The term ICOS —inducible T cell co-stimulators— has been prominent in my work as a science writer at Promega, recently. Here is a brief look at ICOS, how it works, and how it can be used in therapeutics research and development.
T cells do amazing things, like driving or blocking production of B cells and their related antibodies and antibody maturation, and they are the primary drivers of innate immunity. T cells have a variety of surface molecules, the primary and omnipresent T cell receptor (TCR), as well as CD3.
In the past 15 years or so, researchers have identified other, inducible receptors on T cells. These receptors appear when T cells are stimulated, enabling interactions with other cell types. The following information is summarized from a Frontiers in Immunology review by Wikenheiser et al.
What is ICOS (inducible T cell co-stimulators)?
ICOS or ‘inducible T cell co-stimulators’ are T cell surface molecules that appear only after the T cell receptor (TCR) is bound or after CD3 cross-linking. They are not constitutively expressed on the T cell surface.
ICOS is involved in activation and stimulation of T cells, in collaboration with other surface molecules like the T cell receptor (TCR) and CD3. Once attached to the ICOS ligand (ICOSL), ICOS sends signals to the nucleus through a cascade of molecules including p85alpha, p110delta and OPN (osteopontin).
Need a reminder on T cell and B Cell function? This immunology primer might help.
Ten Things to Know about ICOS
1) ICOS plays an essential role in development of adaptive immunity. It was identified first in humans, then in mice.
2) ICOS is necessary for development of memory T cells. Human ICOS deficiency is associated with fewer circulating CD4+ memory T cells relative to healthy controls. Data suggest ICOS promotes formation and maintenance of a stable population of CD4+ memory T cells, and in certain cases may influence their re-activation.

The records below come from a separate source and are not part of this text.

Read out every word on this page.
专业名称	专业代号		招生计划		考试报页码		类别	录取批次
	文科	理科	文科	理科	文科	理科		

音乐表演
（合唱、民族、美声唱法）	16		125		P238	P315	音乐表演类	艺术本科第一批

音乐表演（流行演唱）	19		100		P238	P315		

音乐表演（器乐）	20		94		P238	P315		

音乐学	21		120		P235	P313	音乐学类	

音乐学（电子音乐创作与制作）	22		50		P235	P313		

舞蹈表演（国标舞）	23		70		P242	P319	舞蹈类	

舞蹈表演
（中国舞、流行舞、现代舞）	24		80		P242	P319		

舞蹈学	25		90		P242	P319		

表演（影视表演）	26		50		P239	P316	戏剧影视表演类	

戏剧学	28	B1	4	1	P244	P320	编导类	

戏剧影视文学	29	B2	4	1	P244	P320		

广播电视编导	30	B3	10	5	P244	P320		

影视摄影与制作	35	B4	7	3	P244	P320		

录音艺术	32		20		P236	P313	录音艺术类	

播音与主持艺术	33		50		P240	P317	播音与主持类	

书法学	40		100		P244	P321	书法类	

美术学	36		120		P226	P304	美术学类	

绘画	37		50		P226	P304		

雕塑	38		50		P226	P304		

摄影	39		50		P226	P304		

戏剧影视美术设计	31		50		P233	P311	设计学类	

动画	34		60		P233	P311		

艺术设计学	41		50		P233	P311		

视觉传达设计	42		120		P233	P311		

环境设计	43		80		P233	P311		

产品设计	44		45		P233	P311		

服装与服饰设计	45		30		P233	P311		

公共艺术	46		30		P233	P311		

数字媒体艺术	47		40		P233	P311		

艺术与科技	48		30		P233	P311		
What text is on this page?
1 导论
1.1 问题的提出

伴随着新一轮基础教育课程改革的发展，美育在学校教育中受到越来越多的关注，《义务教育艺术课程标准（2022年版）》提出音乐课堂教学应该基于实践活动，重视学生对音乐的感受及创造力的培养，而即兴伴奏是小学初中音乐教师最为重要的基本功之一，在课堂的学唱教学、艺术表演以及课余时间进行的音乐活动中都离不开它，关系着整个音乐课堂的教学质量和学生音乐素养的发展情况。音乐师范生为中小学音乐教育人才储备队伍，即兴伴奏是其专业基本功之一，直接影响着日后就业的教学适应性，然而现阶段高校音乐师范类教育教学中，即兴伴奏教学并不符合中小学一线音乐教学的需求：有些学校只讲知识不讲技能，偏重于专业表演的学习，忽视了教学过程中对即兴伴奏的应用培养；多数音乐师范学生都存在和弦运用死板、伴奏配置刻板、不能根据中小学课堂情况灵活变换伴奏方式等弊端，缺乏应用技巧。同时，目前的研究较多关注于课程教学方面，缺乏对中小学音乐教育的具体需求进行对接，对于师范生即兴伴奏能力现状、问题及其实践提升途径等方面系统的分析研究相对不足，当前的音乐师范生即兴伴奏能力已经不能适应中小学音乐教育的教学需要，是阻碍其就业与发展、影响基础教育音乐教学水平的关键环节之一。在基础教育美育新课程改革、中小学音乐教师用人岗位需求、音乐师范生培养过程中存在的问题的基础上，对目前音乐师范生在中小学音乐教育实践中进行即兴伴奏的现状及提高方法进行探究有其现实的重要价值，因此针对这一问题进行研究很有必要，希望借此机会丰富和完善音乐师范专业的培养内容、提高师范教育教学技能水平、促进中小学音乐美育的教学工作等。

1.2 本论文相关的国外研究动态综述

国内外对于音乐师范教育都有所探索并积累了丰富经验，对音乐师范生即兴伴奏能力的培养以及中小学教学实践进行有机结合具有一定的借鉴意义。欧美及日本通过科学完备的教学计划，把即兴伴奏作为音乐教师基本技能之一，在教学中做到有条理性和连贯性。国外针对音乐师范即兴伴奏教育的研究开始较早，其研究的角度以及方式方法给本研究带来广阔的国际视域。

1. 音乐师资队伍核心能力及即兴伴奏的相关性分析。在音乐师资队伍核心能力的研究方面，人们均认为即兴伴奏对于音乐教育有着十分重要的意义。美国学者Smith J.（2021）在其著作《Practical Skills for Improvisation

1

3) ICOS promotes induction, maintainance and follicular homing of T follicular helper cells.
4) ICOS is a member of the immunoglobulin (Ig) family of receptors.
5) ICOS structure is similar to CD28, but their roles are exclusive. While CD28 and CTLA-4 interact with corresponding receptors CD80 and CD86, ICOS interacts exclusively with ICOSL.
6) ICOSL is found mainly on mature antigen-presenting cells. It’s expression is downregulated following binding to ICOS.
7) ICOS deficient T cells have a proliferation defect in vitro, and Icos-/- mice, after antigen treatment, have smaller lymph nodes than normal mice treated with the same antigen.
8) In response to various infective agents, viral, bacterial or parasitic, ICOS regulates T helper cell subsets, by either promoting or inhibiting Th1 and Th2 immune responses. In M. tuberculosis-infected, ICOS-deficient mice, the Th1 response was strong, while Treg T cell populations were greatly reduced. Furthermore, M. tuberculosis infection was controlled in the spleens of ICOS-deficient mice, eventually, but not in their lungs.
9) Development of Th2 immunity appears to be more reliant on ICOS signaling than is Th1 immunity. In several infection models, disruption of ICOS signaling led to decreased IL-4 production, as well as reduced expansion of CD4+ T cells, required for Th2 immunity. Similar to infection models that induce a Th1 response, the absence of ICOS signaling did not completely suppress the development of Th2 immunity, but rather delayed it.
10) While early observations connected ICOS co-stimulation with Ab production, these authors found conflicting results on the role of ICOS in promoting Ab responses. What is certain is that ICOS is a critical component in the production of isotype-switched IgGs, particularly affinity-matured Abs.
ICOS as a Target for Therapeutics
Data cited by Wikenheiser et al. suggest that ICOS plays a role in promoting tissue damage seen in systemic lupus erythematosis (SLE) disease progression in mice and humans. Graft versus host disease (GVHD) and airway hyperreactivity (AHR), an indicator of asthma, can both be promoted by ICOS, and therapeutic antibodies designed to block ICOS, have shown promise, but also serious and unintended side effects.
ICOS and ICOSL blocking or promoting therapies are poised to provide relief to suffers of autoimmune and other disease syndromes such as SLE and GVHD.
Yet there are unanswered questions and room for discovery in the roles of ICOS and ICOSL in T cell development.
Reference
Wikenheiser, D.J. and Stumhofer, J.S. (2016) ICOS Co-Stimulation: Friend or Foe? Front. Immunol. 7:304.